Polski rynek motoryzacyjny przechodzi dynamiczne zmiany. Jak wynika z najnowszego raportu Otomoto Insights, coraz więcej Polaków decyduje się na zakup nowych samochodów prosto z Chin. W sierpniu 2025 roku liczba ofert sprzedaży nowych aut utrzymała się na podobnym poziomie co rok wcześniej, notując symboliczny wzrost o 1 procent. Jednak to właśnie chińskie marki notują prawdziwy boom.

REKLAMA

Liderem wzrostów okazała się marka BAIC, której sprzedaż w ciągu roku wzrosła aż o 443 procent. Duże wzrosty zanotowały także inne chińskie marki, takie jak BYD czy MG. Eksperci Otomoto podkreślają, że polscy kierowcy coraz chętniej sięgają po alternatywy dla europejskich modeli, a chińskie auta przyciągają nie tylko atrakcyjną ceną, ale też coraz lepszym wyposażeniem i parametrami technicznymi.

Według raportu, ceny chińskich samochodów potrafią być nawet o 30-40 procent niższe niż ich europejskich odpowiedników przy porównywalnym wyposażeniu. To właśnie ten czynnik sprawia, że na rynku pojawiają się nowi klienci - osoby, które do tej pory kupowały wyłącznie auta używane, teraz coraz częściej wybierają nowe pojazdy z salonu.

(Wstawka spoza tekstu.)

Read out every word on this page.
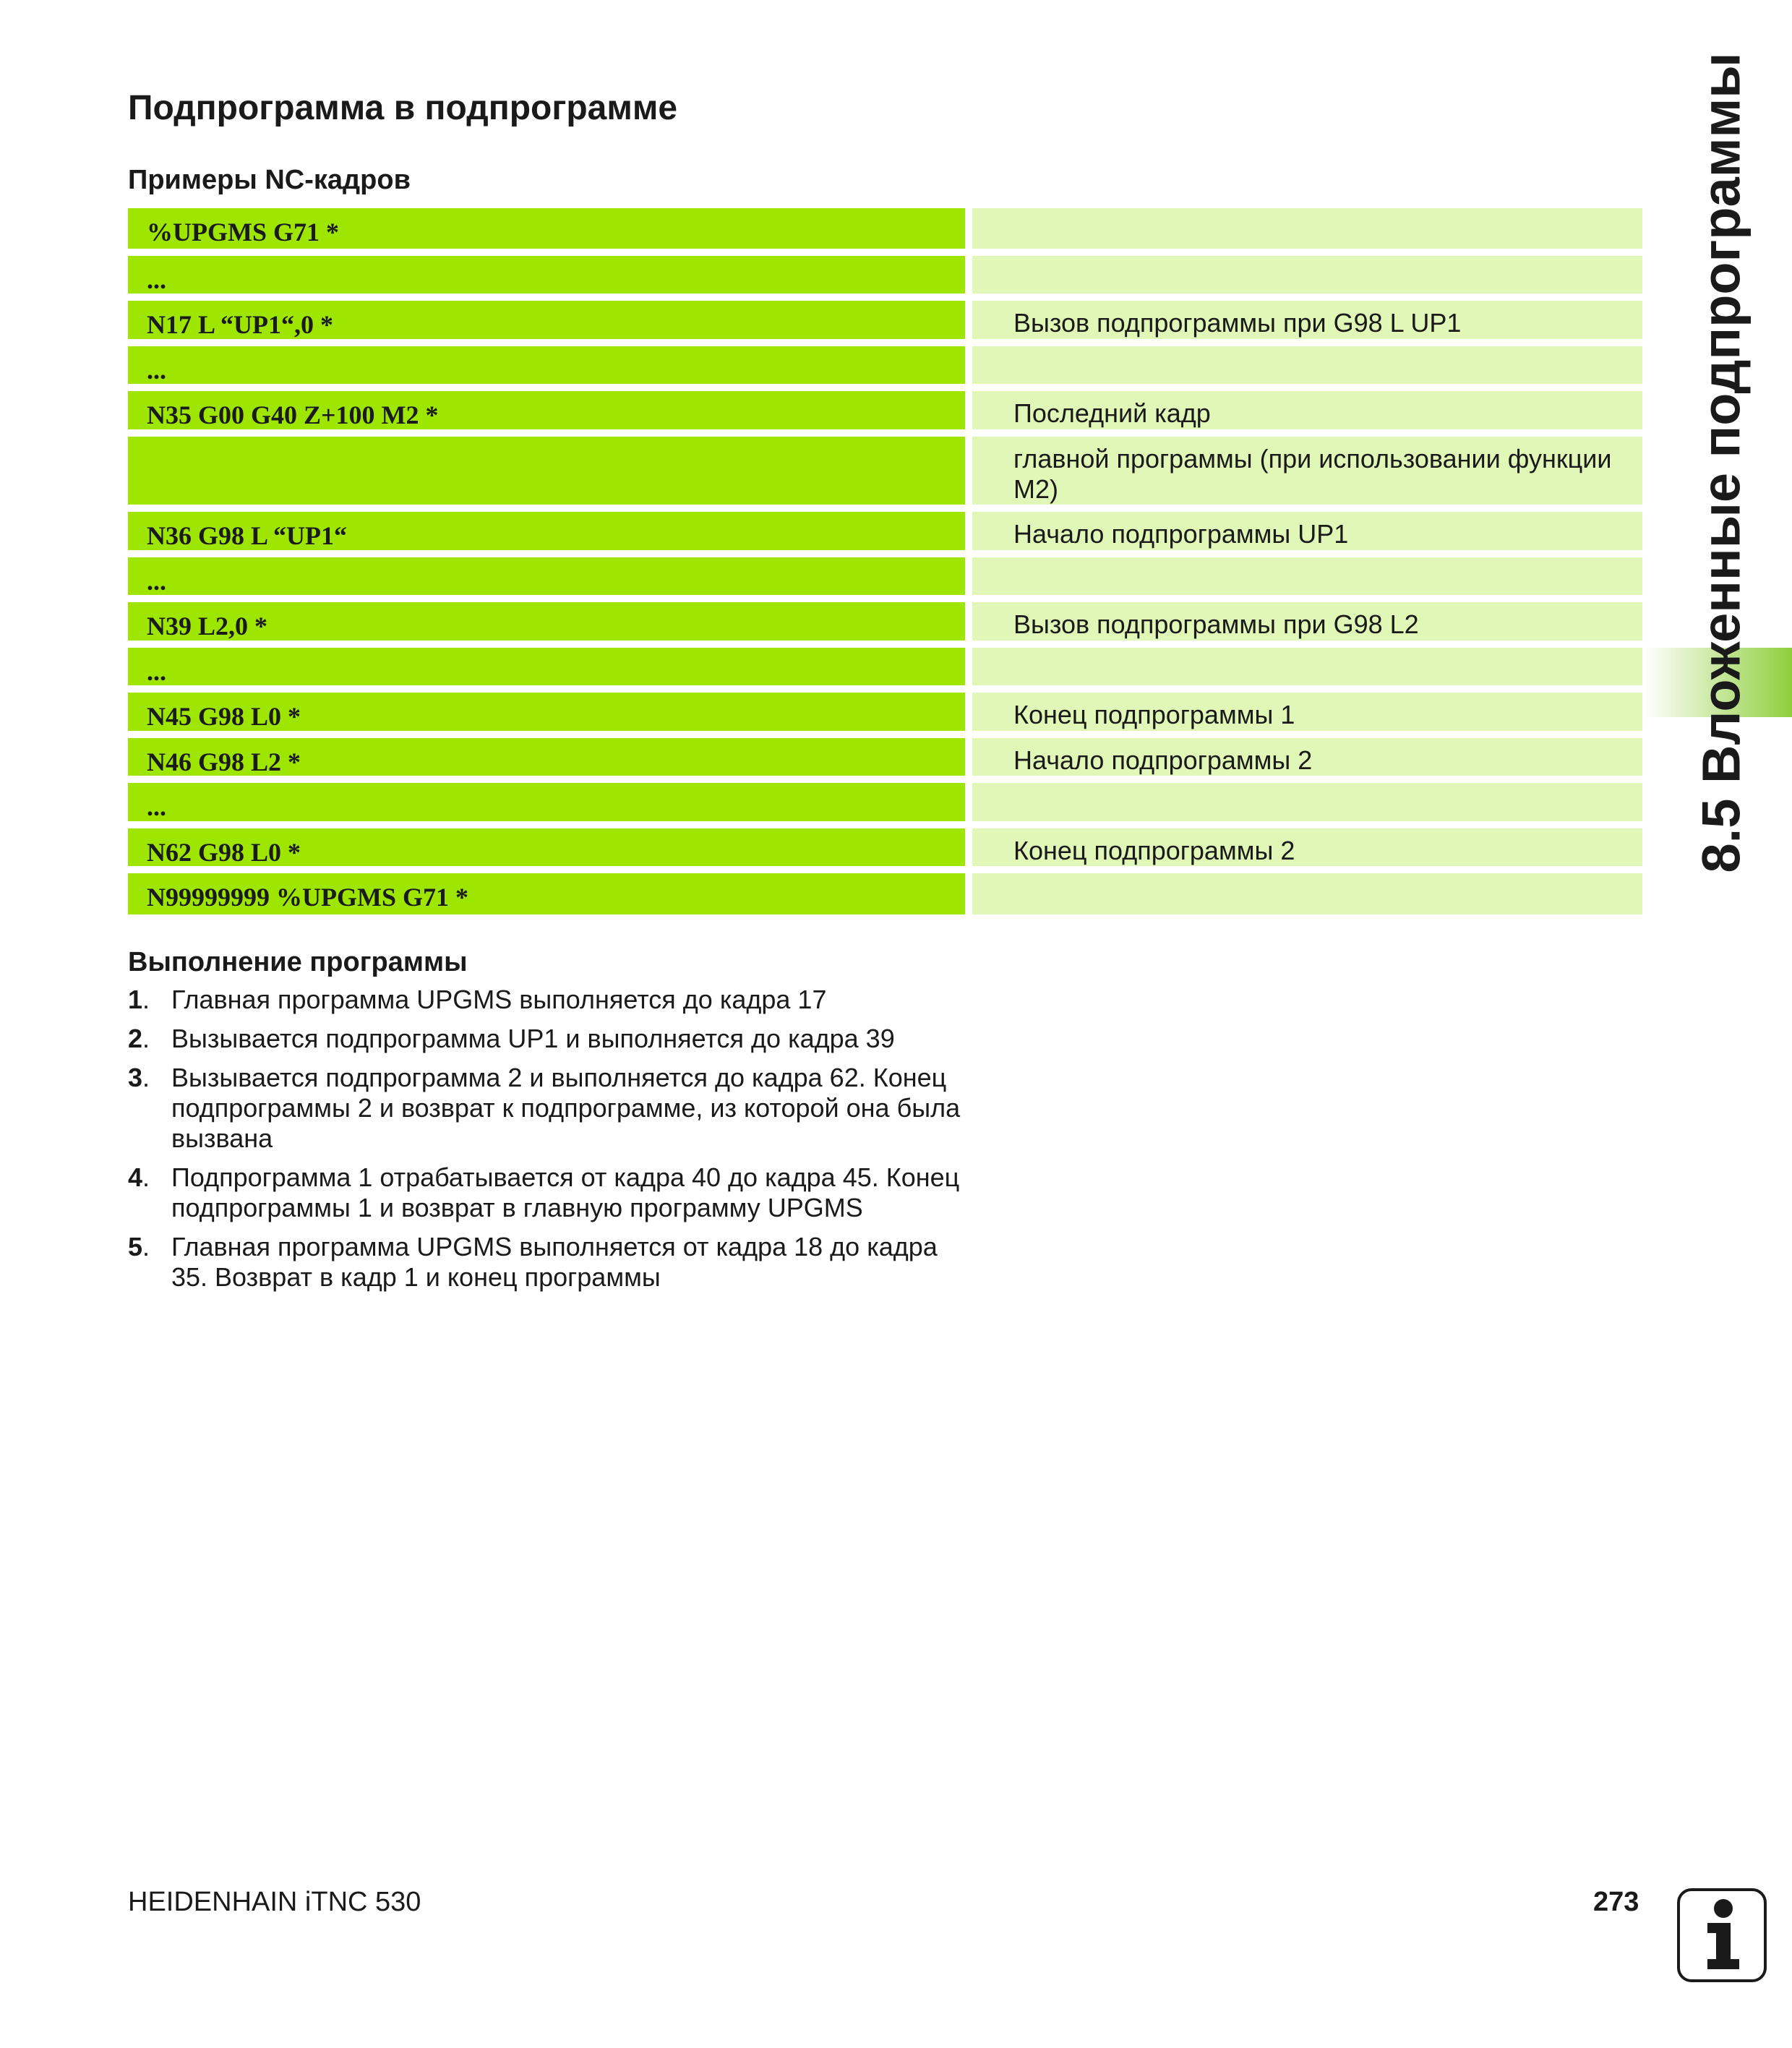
Подпрограмма в подпрограмме
Примеры NC-кадров
%UPGMS G71 *
...
N17 L “UP1“,0 *	Вызов подпрограммы при G98 L UP1
...
N35 G00 G40 Z+100 M2 *	Последний кадр
главной программы (при использовании функции M2)
N36 G98 L “UP1“	Начало подпрограммы UP1
...
N39 L2,0 *	Вызов подпрограммы при G98 L2
...
N45 G98 L0 *	Конец подпрограммы 1
N46 G98 L2 *	Начало подпрограммы 2
...
N62 G98 L0 *	Конец подпрограммы 2
N99999999 %UPGMS G71 *
Выполнение программы
1. Главная программа UPGMS выполняется до кадра 17
2. Вызывается подпрограмма UP1 и выполняется до кадра 39
3. Вызывается подпрограмма 2 и выполняется до кадра 62. Конец подпрограммы 2 и возврат к подпрограмме, из которой она была вызвана
4. Подпрограмма 1 отрабатывается от кадра 40 до кадра 45. Конец подпрограммы 1 и возврат в главную программу UPGMS
5. Главная программа UPGMS выполняется от кадра 18 до кадра 35. Возврат в кадр 1 и конец программы
8.5 Вложенные подпрограммы
HEIDENHAIN iTNC 530	273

Zmieniające się preferencje konsumentów mogą wpłynąć na strategie dealerów i producentów obecnych w Polsce od lat. Dynamiczny rozwój sieci dealerskiej chińskich marek, inwestycje w nowe technologie oraz rosnąca akceptacja wśród polskich kierowców sugerują, że już wkrótce rynek nowych samochodów może wyglądać zupełnie inaczej niż jeszcze kilka lat temu.

Jeśli producenci z Chin utrzymają konkurencyjne ceny i będą inwestować w jakość, możemy spodziewać się trwałej zmiany układu sił na polskim rynku motoryzacyjnym. Wszystko wskazuje na to, że chińskie auta zostaną z nami na dłużej, a ich popularność będzie rosła.